By Bryan Schwartzman
The tourism industry accounts for 12 percent of the borough's total employment, or 46,315 jobs, and an annual $2 billion payroll, a significant increase over recent years, according to the report in Global Business Outlook, a quarterly publication of the QCEDC.
One strong indicator – hotel occupancy – reached 89 percent this year, up 2 percent from 1999, QCEDC found.
“This is reflective of the economy being strong across-the-board,” said Marie Nahikian, director of the non-profit agency. “Staying in Queens is less expensive and sometime more interesting than staying in Manhattan.”
“If you can't afford a trip to India, you can come to Queens,” she said.
Dan Andrews, a spokesman for Queens Borough President Claire Shulman, said the borough's unemployment rate dropped by 1 percent in 2000.
“This is great news for Queens – tourism and job growth are up,” Andrews said.
There are at least 15 hotels in Queens with 100 rooms or more and two more on the way.
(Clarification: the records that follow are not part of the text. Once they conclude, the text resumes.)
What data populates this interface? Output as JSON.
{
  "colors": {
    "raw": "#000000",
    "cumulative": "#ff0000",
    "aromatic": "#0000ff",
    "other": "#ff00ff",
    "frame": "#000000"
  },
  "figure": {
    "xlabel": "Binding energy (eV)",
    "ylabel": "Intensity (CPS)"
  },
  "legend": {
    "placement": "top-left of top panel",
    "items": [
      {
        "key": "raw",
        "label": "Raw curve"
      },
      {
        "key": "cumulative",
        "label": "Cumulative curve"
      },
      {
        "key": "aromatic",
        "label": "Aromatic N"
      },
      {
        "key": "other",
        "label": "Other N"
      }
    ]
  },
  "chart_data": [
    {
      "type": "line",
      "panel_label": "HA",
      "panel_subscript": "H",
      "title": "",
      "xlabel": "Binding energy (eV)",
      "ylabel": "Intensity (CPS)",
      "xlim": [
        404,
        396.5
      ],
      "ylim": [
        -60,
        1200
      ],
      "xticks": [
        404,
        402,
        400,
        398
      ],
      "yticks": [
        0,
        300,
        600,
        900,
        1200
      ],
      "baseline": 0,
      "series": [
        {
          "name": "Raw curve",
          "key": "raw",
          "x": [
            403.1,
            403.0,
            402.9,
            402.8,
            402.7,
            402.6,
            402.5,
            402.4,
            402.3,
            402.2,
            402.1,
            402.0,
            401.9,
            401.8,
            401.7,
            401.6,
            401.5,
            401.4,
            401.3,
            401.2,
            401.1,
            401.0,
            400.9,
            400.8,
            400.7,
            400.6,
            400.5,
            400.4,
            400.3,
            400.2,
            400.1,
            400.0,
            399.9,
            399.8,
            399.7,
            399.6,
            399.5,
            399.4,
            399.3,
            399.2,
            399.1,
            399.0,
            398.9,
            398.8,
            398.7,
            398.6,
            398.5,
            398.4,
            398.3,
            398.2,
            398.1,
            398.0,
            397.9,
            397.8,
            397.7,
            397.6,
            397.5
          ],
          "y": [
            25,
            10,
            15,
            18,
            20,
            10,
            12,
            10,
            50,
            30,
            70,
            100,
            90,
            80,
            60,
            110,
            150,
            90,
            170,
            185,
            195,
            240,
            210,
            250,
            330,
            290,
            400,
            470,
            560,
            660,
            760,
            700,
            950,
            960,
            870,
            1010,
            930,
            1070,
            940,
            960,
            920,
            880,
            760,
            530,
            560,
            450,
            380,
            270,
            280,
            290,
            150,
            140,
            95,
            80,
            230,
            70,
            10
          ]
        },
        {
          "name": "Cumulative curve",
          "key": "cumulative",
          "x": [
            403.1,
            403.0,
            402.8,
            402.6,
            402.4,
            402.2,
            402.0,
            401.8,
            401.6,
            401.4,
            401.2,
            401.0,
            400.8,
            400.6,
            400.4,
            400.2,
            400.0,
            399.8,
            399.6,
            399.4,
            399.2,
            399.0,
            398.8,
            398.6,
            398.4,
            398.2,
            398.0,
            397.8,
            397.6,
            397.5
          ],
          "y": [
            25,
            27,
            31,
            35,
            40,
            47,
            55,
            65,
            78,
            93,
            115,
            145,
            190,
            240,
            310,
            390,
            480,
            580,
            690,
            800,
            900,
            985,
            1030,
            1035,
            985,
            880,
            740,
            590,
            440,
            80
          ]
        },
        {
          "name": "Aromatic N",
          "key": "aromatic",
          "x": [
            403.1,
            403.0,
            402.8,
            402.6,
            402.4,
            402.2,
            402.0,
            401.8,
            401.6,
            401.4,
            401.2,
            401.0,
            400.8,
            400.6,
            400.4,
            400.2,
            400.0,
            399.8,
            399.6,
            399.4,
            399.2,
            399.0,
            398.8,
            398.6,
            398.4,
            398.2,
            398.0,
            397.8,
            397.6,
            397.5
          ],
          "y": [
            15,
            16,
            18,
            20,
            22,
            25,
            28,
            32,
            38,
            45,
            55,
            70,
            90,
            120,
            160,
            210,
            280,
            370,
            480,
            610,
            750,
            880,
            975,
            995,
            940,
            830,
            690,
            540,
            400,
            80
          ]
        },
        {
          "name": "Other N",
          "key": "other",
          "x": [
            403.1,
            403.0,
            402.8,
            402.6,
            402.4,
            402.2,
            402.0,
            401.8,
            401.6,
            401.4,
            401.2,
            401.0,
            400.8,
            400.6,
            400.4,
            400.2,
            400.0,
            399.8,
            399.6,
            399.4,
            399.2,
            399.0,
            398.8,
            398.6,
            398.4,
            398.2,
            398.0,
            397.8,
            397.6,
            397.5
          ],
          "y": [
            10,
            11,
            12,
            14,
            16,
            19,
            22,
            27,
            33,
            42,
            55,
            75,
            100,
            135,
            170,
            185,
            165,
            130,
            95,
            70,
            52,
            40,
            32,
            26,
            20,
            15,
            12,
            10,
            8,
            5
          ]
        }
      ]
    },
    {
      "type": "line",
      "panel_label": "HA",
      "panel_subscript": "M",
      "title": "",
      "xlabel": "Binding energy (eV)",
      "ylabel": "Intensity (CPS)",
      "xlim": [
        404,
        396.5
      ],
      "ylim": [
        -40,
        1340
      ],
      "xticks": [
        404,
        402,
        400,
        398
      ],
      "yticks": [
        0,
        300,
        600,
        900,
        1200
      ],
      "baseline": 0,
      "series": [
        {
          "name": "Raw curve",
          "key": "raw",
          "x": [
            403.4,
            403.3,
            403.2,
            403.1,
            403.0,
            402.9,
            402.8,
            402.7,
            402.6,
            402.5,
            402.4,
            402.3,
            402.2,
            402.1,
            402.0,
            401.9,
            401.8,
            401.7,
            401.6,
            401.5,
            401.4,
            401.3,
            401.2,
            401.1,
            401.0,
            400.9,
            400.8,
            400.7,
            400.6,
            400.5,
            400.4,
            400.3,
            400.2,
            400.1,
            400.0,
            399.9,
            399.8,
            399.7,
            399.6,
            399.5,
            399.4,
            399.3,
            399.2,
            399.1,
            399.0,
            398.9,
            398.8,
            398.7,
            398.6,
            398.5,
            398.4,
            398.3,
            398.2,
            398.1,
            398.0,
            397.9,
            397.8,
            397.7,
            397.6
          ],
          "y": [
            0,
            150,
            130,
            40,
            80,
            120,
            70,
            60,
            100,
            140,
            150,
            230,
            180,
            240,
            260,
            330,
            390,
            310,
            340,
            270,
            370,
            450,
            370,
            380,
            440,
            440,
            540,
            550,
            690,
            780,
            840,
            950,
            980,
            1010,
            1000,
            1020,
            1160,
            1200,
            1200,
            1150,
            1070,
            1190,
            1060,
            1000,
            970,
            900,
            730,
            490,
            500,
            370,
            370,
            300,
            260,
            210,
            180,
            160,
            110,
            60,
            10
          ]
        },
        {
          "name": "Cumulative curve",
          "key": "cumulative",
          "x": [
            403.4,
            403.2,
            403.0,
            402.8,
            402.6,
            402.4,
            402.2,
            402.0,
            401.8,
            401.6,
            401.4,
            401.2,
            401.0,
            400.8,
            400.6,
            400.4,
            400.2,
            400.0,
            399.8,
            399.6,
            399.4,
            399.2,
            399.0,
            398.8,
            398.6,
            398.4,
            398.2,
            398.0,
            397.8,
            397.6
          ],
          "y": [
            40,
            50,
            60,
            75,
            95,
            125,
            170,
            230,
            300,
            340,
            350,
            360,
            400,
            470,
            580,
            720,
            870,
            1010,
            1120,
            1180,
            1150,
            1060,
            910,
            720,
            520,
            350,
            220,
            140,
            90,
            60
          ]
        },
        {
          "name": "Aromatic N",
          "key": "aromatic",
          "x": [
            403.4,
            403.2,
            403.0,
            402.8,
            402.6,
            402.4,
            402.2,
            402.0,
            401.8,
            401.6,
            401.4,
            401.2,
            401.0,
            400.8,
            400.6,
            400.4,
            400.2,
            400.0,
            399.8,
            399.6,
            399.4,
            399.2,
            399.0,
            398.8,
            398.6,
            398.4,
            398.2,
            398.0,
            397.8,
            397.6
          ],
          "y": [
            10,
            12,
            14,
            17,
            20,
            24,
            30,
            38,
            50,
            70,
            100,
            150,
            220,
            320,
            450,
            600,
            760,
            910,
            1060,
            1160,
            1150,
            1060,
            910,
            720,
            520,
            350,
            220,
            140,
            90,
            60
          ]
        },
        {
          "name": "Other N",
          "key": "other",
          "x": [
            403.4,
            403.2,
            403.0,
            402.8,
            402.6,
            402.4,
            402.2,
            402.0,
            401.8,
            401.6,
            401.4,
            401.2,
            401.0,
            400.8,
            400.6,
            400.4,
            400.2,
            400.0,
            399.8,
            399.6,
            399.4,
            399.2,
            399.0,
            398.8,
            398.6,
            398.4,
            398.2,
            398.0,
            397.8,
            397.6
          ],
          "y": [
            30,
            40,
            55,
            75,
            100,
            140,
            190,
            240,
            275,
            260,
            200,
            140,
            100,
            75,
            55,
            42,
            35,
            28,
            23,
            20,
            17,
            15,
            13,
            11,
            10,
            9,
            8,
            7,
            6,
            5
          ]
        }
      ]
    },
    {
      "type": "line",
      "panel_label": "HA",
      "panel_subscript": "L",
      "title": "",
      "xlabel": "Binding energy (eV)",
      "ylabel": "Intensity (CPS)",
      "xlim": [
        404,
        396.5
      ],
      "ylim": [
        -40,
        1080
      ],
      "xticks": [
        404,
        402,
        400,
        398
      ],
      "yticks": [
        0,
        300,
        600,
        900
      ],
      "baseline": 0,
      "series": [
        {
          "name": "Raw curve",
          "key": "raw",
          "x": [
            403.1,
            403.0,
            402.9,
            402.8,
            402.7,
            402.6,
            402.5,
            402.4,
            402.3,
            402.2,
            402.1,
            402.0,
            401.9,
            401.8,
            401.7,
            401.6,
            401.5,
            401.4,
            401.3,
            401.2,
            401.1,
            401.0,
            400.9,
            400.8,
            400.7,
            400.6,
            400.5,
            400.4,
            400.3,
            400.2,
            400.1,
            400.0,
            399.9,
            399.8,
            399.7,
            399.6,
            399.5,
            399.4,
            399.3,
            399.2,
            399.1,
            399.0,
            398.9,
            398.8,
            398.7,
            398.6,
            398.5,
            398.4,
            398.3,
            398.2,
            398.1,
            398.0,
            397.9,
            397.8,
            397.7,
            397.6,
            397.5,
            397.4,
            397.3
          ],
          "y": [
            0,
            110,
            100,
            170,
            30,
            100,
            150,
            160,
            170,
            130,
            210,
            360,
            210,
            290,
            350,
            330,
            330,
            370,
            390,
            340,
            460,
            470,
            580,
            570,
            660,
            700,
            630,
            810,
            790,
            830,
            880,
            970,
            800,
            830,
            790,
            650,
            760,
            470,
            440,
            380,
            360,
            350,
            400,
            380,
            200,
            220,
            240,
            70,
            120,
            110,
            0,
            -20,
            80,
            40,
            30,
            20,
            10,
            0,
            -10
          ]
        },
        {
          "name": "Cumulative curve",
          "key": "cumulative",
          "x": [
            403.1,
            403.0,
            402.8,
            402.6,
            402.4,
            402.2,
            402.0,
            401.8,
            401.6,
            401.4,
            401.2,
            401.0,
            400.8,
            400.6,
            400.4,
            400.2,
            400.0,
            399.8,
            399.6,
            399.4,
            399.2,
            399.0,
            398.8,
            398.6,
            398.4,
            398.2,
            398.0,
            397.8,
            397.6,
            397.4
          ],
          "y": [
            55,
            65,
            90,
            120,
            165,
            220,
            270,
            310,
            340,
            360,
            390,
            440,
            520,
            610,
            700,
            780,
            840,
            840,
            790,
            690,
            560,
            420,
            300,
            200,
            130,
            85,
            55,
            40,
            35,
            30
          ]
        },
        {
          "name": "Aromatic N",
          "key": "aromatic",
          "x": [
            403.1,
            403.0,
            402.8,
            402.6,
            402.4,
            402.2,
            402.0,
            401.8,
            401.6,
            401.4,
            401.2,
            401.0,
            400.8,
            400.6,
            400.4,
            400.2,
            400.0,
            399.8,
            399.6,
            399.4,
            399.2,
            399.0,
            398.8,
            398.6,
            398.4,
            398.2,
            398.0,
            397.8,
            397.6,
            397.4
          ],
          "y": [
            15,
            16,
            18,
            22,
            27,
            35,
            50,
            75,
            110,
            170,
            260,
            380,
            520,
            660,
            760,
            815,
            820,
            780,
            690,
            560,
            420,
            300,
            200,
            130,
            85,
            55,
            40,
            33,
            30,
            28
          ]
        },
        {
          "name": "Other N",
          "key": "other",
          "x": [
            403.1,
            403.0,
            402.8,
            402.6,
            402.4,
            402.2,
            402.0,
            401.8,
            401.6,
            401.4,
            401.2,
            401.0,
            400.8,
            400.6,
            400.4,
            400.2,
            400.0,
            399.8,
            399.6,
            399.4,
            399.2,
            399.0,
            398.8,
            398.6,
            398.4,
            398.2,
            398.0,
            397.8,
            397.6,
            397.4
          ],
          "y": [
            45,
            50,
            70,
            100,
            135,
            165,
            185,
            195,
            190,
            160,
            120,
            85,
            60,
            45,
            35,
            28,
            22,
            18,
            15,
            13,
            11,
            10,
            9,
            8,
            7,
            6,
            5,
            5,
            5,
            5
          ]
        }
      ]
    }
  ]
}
A new JFK Marriott Courtyard and a Hampton Inn, also near John F. Kennedy International Airport, are set to open in August, said Alysia Desocio, director of sales for JFK Radisson, itself only two years old.
“One reason for this is for the increased terminals and expansions at the airport,” said Desocio. “All of the LaGuardia hotels are all overcrowded, so we are getting people from LaGuardia as well.”
Museums, performing arts and cultural institutions reported a total attendance of 640,282 during the first nine months of 2000, a 1.5-percent increase over 1999. The cultural institution with the highest attendance was the New York Hall of Science in Flushing Meadows Park, the report said.
But while the report said 208,000 visitors have come to the center so far this year, the Hall of Science said the number is closer to 275,000.
“It's not important whether people are considered tourists, but that more and more people are coming to Queens,” said Michael Savino, a Hall of Science spokesman.
Employment at Queens cultural institutions has grown by 43 percent since 1995, according to the report, and Savino said the Hall of Science has added 20 permanent jobs since then.
He said nearly 90 percent of its visitors come from Queens, Long Island, the Bronx, Brooklyn and Manhattan.
Attendance at the National League Champion New York Mets games fell just shy of 3 million, the highest figure since 1990. The Mets lost the World Series to the New York Yankees this fall.
“Tourism affects us, but I wouldn't say it's a very large factor,” said Dave Howard, a spokesman for the New York Mets. “Our attendance is due largely to success of the team over the last two years.”
Between 1985 and 1990, the Mets drew 3 million fans annually.
“We're getting back to that,” Howard said. “I think next year we will pass the mark.”
He said increased tourism has had a more direct effect on attendance at the U.S. Open, played at Flushing Meadows Corona Park. According to the report, 600,000 fans attended the two-week tennis classic this year, a third more than in 1990.